At query time, embed the question and find the closest chunks. Then build a prompt that includes those chunks as context.

def answer(question: str, top_k: int = 4) -> str:
    q_embedding = embed([question])[0]

    results = collection.query(
        query_embeddings=[q_embedding],
        n_results=top_k,
    )
    context_chunks = results["documents"][0]
    context = "\n\n".join(context_chunks)

    prompt = f"""Answer the question using only the context below.
If the answer isn't in the context, say "I don't know."

Context:
{context}

Question: {question}
Answer:"""

    response = client.chat.completions.create(
        model="gpt-4o-mini",
        messages=[{"role": "user", "content": prompt}],
    )
    return response.choices[0].message.content
print(answer("What is the vacation policy for new employees?"))
New employees receive 15 days of paid vacation per year, accrued monthly
starting from their first day. Unused days can be carried over up to a
maximum of 5 days per year.

Improving Retrieval Quality

The naive approach works, but there are a few common improvements worth knowing.

Pure vector search can miss exact keyword matches (e.g., a specific error code or product SKU). Hybrid search combines BM25 (keyword-based) with vector search and merges results using Reciprocal Rank Fusion.

Re-ranking

After retrieval, run a cross-encoder re-ranker (like cross-encoder/ms-marco-MiniLM-L-6-v2) to re-score the top-k chunks before sending to the LLM. This adds latency but noticeably improves precision.

Metadata Filtering

Store metadata alongside each chunk (document name, date, category) and filter before the vector search. This prevents the retriever from returning chunks from an outdated policy document when the user asks about the current one.

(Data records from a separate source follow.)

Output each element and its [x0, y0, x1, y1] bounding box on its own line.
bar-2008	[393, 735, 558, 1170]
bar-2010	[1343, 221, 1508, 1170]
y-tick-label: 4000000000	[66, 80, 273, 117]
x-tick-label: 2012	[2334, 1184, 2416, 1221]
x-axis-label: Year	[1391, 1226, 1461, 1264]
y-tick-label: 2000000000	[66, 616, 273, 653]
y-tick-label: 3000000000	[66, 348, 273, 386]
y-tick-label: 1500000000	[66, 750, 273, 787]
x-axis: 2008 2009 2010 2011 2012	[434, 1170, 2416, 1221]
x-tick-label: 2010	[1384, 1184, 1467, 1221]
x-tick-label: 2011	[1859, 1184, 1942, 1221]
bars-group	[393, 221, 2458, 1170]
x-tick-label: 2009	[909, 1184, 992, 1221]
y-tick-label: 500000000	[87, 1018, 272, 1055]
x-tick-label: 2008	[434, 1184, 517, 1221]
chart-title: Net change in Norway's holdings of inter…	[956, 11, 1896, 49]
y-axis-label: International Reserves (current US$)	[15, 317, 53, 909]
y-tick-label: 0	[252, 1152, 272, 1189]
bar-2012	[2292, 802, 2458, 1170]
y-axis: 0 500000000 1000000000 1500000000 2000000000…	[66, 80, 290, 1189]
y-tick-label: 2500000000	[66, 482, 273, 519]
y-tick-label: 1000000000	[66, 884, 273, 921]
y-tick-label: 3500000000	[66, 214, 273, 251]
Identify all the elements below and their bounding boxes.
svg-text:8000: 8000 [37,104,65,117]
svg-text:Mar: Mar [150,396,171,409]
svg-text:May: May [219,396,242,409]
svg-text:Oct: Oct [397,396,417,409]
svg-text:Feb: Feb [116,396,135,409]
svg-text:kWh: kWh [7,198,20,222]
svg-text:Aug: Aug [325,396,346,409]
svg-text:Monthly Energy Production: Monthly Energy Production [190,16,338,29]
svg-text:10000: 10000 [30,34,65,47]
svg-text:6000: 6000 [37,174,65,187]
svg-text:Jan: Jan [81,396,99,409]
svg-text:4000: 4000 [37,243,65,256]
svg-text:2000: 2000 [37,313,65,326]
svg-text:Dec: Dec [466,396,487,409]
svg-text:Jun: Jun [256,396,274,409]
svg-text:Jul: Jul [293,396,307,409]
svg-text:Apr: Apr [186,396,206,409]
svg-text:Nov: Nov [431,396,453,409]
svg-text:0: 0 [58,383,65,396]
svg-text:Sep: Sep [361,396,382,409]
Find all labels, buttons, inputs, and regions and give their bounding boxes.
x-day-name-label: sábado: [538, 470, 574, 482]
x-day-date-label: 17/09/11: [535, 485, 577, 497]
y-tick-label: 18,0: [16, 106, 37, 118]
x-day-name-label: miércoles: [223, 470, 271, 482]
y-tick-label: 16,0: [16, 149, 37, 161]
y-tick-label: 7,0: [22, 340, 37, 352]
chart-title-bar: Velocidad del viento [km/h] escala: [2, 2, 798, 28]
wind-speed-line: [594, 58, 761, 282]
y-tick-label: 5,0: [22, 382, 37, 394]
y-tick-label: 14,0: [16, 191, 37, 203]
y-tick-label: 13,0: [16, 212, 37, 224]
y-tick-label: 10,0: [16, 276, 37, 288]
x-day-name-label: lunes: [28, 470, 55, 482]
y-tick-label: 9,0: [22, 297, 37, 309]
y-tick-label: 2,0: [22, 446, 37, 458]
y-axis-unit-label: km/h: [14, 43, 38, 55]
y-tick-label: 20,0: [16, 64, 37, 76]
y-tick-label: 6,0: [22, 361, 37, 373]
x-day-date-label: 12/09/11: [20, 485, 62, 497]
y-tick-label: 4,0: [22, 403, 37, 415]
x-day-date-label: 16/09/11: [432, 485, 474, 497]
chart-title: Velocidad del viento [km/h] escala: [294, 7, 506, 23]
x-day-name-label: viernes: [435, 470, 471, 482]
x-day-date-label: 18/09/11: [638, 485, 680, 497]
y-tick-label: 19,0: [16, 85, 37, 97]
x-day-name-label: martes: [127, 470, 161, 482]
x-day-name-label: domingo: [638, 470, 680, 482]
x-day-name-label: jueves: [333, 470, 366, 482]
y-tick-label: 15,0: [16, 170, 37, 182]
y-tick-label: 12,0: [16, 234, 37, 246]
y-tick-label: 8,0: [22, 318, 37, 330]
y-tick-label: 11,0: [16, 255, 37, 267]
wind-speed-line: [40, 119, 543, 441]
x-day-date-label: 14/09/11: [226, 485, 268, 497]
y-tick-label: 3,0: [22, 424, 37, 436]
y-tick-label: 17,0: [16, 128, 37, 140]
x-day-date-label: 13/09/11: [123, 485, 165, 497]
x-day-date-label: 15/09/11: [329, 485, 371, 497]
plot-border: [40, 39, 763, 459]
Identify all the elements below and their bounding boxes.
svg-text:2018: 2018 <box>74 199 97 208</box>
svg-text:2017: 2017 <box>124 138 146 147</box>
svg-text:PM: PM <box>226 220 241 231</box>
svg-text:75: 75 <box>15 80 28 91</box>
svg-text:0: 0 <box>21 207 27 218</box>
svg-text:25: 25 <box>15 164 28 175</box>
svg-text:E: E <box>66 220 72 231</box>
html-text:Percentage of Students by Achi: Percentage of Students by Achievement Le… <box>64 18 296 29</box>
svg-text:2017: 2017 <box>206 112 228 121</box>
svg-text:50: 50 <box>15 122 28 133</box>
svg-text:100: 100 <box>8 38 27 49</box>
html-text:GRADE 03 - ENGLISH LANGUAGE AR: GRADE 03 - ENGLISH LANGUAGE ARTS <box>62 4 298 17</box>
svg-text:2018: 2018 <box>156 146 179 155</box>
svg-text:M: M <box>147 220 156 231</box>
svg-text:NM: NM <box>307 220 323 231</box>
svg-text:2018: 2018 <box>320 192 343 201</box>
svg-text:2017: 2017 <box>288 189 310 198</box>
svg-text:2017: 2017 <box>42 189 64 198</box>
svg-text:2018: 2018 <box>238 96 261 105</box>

results = collection.query(
    query_embeddings=[q_embedding],
    n_results=top_k,
    where={"source": "employee-handbook-2024.pdf"},
)

Evaluating a RAG Pipeline

The hardest part of RAG isn’t building it — it’s knowing when it’s working. Common metrics:

Metric What it measures
Faithfulness Does the answer stick to the retrieved context?
Answer relevance Does the answer actually address the question?
Context recall Did we retrieve the chunks that contain the answer?

Tools like RAGAS automate these evals against a reference question set.

Conclusion

RAG is the practical path to grounding LLMs in private or up-to-date knowledge without the cost and complexity of fine-tuning. The pipeline has three moving parts — chunking, embedding, and retrieval — and each one has a meaningful impact on answer quality. Start with a basic Chroma setup, measure against a real question set, and iterate. The retrieval step is almost always where improvements have the most leverage.